The results of sensitizing cells to CM during different phases of the viral infection process showed that CM did not inhibit viral entry but did inhibit both FCV and FHV1 replication. These effects were similar to the antiviral effects of exosomal miRNAs demonstrated on hepatitis C virus, which showed inhibited viral replication after infection of the cells [
28]. In both FCV and FHV1, vmRNA expressions were increased in the CRFK cells sensitized at the virus attachment and entry phases. Feline junctional adhesion molecule (JAM)-1, an immunoglobulin-like protein present in tight junctions, was identified as a cellular-binding molecule of the FCV F4 strain [
33]. In our RNA-seq results, we detected no
JAM-1 expression in the CRFK cells, but there was no difference in
JAM-2 or
JAM-3 expression between the mock CRFK cells and the CRFK cells sensitized with fADSC-CM. In FHV1, envelope glycoproteins play important roles in cell attachment and entry, and heparin sulfate on the host cell surface serves as a receptor [
34,
35]. RNA-seq of the CRFK cells detected some heparin-sulfate-related genes, but there were no changes in the expression of these in the CRFK cells sensitized with fADSC-CM compared with the expression of these in mock CRFK cells. It is unclear why FCV and FHV1 entry into the CRFK cells was facilitated, but we speculated that factors other than host cell receptors may have been involved.

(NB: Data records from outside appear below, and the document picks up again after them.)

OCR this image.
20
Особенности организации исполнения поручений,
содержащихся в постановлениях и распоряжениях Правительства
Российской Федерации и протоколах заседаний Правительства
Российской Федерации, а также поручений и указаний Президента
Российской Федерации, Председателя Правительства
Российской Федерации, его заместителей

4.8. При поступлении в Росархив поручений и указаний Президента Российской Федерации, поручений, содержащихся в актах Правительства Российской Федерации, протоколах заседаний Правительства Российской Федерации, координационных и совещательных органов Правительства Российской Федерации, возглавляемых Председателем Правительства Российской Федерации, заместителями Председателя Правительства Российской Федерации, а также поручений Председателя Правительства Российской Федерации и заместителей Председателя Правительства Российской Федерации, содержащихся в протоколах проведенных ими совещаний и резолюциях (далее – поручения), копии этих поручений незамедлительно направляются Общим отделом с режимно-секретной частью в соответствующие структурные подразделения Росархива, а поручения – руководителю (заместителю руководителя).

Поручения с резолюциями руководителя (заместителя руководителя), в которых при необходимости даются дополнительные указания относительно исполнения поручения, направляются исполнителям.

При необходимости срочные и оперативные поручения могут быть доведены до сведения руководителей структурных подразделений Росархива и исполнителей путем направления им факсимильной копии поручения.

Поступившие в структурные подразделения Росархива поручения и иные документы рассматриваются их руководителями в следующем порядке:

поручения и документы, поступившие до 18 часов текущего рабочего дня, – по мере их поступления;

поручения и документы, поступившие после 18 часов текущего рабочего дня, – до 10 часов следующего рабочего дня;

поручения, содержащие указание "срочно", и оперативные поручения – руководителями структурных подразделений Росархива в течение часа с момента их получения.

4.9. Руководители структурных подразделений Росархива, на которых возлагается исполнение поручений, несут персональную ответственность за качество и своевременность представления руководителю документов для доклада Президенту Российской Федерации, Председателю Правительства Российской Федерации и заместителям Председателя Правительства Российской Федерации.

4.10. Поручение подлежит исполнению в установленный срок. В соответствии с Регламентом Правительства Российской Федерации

GSEA showed that fADSC-CM altered various functions of CRFK cells, such as metabolic pathways, signaling pathways, the cell cycle, the lysosome, oxidative phosphorylation, and the phagosome. Although RNA-seq did not determine the mechanisms involved in the inhibition of viral replication, the observation that fADSC-CM inhibited the viral replication of two different type of viruses, FCV, which is a single-positive-stranded RNA non-enveloped virus, and FHV1, which is a double-stranded DNA enveloped virus, was very interesting.
In conclusion, our findings revealed that fADSC-CM had antiviral effects by inhibiting FCV and FHV1 replication. It is suggested that AD-MSC therapy for feline chronic gingivostomatitis and upper respiratory infection may be effective due not only to the anti-inflammatory effects, as already reported, but also effects that prevent viral replication. Further studies are needed to clarify the mechanisms by which fADSC-CM prevents viral replication.